My fervent hope for Justice Kavanaugh is that he can put the bitterness of his confirmation behind him and rule on the merits of each case and the law as it is written. I don’t want to see another judicial activist seated on the Court, even if I agree with that activist most of the time.

The best legacy that I can imagine for Justice Kavanaugh is one of restraint. The Court that includes Kavanaugh should be very hesitant to make rulings that are based on the whims of the justices rather than the laws that were passed by Congress. Conservative elites don’t know what is best for every American any more than liberal elites do.

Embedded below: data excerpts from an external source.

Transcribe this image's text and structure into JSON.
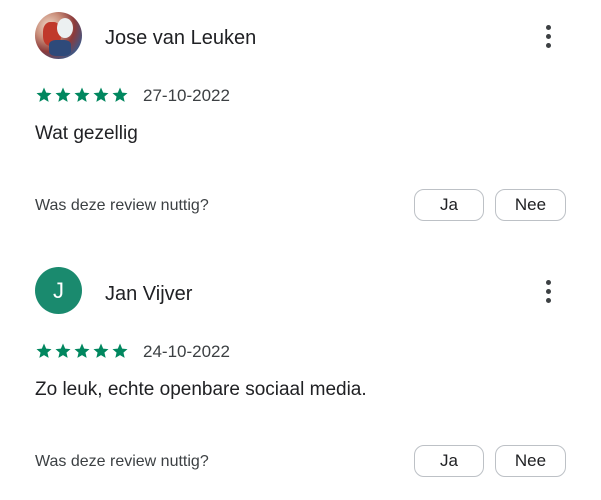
{
  "reviews": [
    {
      "author": "Jose van Leuken",
      "avatar": {
        "type": "photo",
        "icon": "user-photo-avatar"
      },
      "rating": 5,
      "rating_max": 5,
      "date": "27-10-2022",
      "text": "Wat gezellig",
      "helpful_question": "Was deze review nuttig?",
      "yes_label": "Ja",
      "no_label": "Nee"
    },
    {
      "author": "Jan Vijver",
      "avatar": {
        "type": "letter",
        "letter": "J",
        "color": "#1a8a6e"
      },
      "rating": 5,
      "rating_max": 5,
      "date": "24-10-2022",
      "text": "Zo leuk, echte openbare sociaal media.",
      "helpful_question": "Was deze review nuttig?",
      "yes_label": "Ja",
      "no_label": "Nee"
    }
  ],
  "colors": {
    "star": "#01875f",
    "text": "#202124",
    "secondary_text": "#3c4043",
    "button_border": "#bdc1c6"
  },
  "icons": {
    "menu": "more-vert-icon",
    "star": "star-filled-icon"
  }
}
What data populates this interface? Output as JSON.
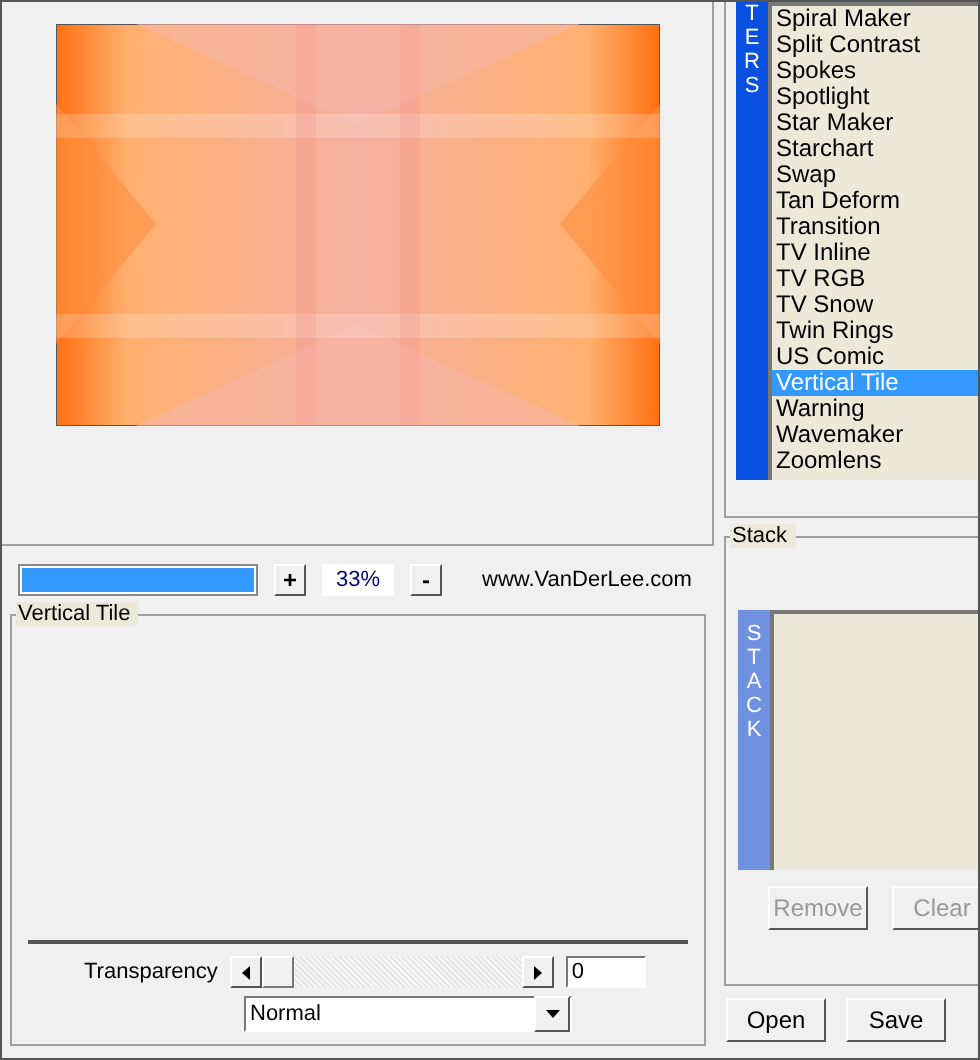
{
  "preview": {
    "progress": {
      "level": 1
    },
    "zoom_in": "+",
    "zoom": "33%",
    "zoom_out": "-",
    "website": "www.VanDerLee.com"
  },
  "filters": {
    "strip": "TERS",
    "items": [
      {
        "label": "Spiral Maker",
        "selected": false
      },
      {
        "label": "Split Contrast",
        "selected": false
      },
      {
        "label": "Spokes",
        "selected": false
      },
      {
        "label": "Spotlight",
        "selected": false
      },
      {
        "label": "Star Maker",
        "selected": false
      },
      {
        "label": "Starchart",
        "selected": false
      },
      {
        "label": "Swap",
        "selected": false
      },
      {
        "label": "Tan Deform",
        "selected": false
      },
      {
        "label": "Transition",
        "selected": false
      },
      {
        "label": "TV Inline",
        "selected": false
      },
      {
        "label": "TV RGB",
        "selected": false
      },
      {
        "label": "TV Snow",
        "selected": false
      },
      {
        "label": "Twin Rings",
        "selected": false
      },
      {
        "label": "US Comic",
        "selected": false
      },
      {
        "label": "Vertical Tile",
        "selected": true
      },
      {
        "label": "Warning",
        "selected": false
      },
      {
        "label": "Wavemaker",
        "selected": false
      },
      {
        "label": "Zoomlens",
        "selected": false
      }
    ]
  },
  "settings": {
    "title": "Vertical Tile",
    "transparency": {
      "label": "Transparency",
      "level": 0,
      "value": "0"
    },
    "blend_mode": "Normal"
  },
  "stack": {
    "title": "Stack",
    "strip": "STACK",
    "buttons": [
      {
        "label": "Remove",
        "disabled": true
      },
      {
        "label": "Clear",
        "disabled": true
      }
    ]
  },
  "buttons": [
    "Open",
    "Save"
  ]
}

Kavanaugh’s confirmation was so acrimonious in large part because the Supreme Court’s importance has become outsized. The Founders never intended for nine people to make sweeping rulings that fundamentally change the country without input from voters, but that is where we are today. When Congress can’t pass a law, activists look the courts to pass it from the bench. I hope that a constitutionalist majority on the Supreme Court will help to change that.

If the Court restrains itself from activism then Congress will return to a more prominent position in the federal government and will have to do its job of passing laws. If activists don’t look to the Court to make laws then the importance of confirmation hearings will wane. The Court will become more objective and less controversial.

In the final analysis, if Brett Kavanaugh does what I hope he will do as a justice, the Supreme Court will be a very different institution that will have far less impact on American life than has been the case for the past few decades. That would be a fitting legacy for Brett Kavanaugh.